Вокруг лагеря солдаты готовились расчищать большую территорию, там штабелями лежали предметы первой необходимости. По слухам, ждали серьезных подкреплений. Бьюкенен: “Мысль о том, что мы вскоре вступим на землю врага, воодушевляла нас”.

84.

Понедельник, 27 декабря 1915 года

Павел фон Герих участвует в параде перед царем под Волочиском

Ветрено. Снег вперемежку с дождем. Температура чуть выше нуля. Вот уже несколько дней они готовятся к большому параду, начищают все до блеска, чинят и укомплектовывают. Они увидят царя, и царь увидит их. Последнее весьма сомнительно. После полугода непрерывных боев, маршей и прежде всего отступлений солдаты выглядят очень уж потрепанными. Многие вообще напоминают вооруженных бродяг. Всего не хватает: штыков, патронных сумок, ремней для винтовок, кокард, сапог, да, даже сапог. То, что у многих нет обуви, просто ужасно, тем более сейчас, в зимнее время. Случалось, что солдаты из-за этого стреляли сами в себя.

Так что демонстрировать, как на самом деле выглядит полк, никто и не собирался. Что же делать? Позаимствовали сапоги и форму у новичков, отлично экипированных рекрутов, которые только что прибыли после обучения и не успели оказаться в строю. Этих полураздетых новичков теперь спрятали куда подальше, а пару сапог делили на всю роту, надевая их по очереди, если возникала такая необходимость. Их обувь и шинели с радостью надели на себя ветераны.

И вот полк отправился в путь. Дорога была утоптанная, глинистая. Прошагав восемнадцать километров, они прибыли на место парада. На часах уже двенадцать. Их встретили известием, что царь запаздывает. Так что фон Гериху и остальным ничего не оставалось, как стоять и ждать, на ветру, под дождем. Они курят и чертыхаются, чертыхаются и курят.

Время идет. Солнце совсем исчезло за тучами.

Тут раздались возгласы, что царь прибыл. Царь! Время пять часов. Фон Герих видит, как Николай II галопом проскакал мимо них в сереньких сумерках.
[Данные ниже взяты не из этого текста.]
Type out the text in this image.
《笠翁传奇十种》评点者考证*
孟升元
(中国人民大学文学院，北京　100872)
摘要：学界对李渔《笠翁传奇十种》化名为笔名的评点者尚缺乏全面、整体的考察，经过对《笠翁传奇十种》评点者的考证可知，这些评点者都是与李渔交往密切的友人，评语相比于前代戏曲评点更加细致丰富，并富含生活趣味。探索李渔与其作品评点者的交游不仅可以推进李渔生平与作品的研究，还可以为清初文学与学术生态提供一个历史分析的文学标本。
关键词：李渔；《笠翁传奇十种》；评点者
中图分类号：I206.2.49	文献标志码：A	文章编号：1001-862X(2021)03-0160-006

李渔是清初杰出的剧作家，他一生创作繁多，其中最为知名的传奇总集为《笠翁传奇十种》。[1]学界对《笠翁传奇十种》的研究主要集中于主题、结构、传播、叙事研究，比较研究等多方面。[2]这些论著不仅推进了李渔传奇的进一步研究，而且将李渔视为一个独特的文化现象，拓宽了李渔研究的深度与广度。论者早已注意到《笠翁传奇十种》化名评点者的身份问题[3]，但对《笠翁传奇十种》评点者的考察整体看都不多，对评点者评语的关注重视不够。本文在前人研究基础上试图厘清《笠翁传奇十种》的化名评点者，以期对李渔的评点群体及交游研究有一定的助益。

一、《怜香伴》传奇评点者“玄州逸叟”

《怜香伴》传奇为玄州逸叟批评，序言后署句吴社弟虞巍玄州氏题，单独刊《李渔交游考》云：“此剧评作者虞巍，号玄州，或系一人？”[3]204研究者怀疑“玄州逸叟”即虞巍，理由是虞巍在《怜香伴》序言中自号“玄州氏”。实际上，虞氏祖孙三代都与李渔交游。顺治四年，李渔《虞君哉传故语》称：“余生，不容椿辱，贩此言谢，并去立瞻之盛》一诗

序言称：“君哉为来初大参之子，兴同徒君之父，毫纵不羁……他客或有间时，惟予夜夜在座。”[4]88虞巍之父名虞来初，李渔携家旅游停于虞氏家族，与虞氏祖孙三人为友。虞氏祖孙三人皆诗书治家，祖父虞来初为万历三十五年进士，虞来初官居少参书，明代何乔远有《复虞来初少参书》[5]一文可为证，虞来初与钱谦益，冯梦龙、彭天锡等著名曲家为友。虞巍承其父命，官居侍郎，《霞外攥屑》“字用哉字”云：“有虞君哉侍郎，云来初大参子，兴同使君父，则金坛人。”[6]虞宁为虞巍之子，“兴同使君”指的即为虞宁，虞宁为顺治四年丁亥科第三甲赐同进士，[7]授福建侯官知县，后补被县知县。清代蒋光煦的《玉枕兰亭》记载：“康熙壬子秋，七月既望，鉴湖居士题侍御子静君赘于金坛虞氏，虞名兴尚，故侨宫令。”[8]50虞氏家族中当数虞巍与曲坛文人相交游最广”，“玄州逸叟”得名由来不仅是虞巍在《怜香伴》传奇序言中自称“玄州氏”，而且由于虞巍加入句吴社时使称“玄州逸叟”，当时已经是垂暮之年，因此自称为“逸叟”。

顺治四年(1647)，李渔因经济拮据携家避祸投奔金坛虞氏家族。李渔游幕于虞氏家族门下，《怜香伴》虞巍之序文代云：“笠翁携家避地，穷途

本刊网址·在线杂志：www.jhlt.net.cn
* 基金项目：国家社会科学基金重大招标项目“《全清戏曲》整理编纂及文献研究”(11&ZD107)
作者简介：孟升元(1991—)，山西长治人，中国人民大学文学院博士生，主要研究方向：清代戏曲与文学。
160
Человек с остроконечной, ухоженной бородкой приветствует своих солдат, и солдаты приветствуют его. Он благодарит их за мужество. Некоторые награждаются медалями. Один из них — Павел фон Герих. Он горд и счастлив. Через 45 минут все заканчивается, и царь исчезает. Солдаты и офицеры торопятся. Дорога домой, в часть, оборачивается блужданием по колено в ледяной глине.

Ходят слухи, что их перебросят. Одни говорят, на фронт в Прибалтику. Другие — на границу с Румынией.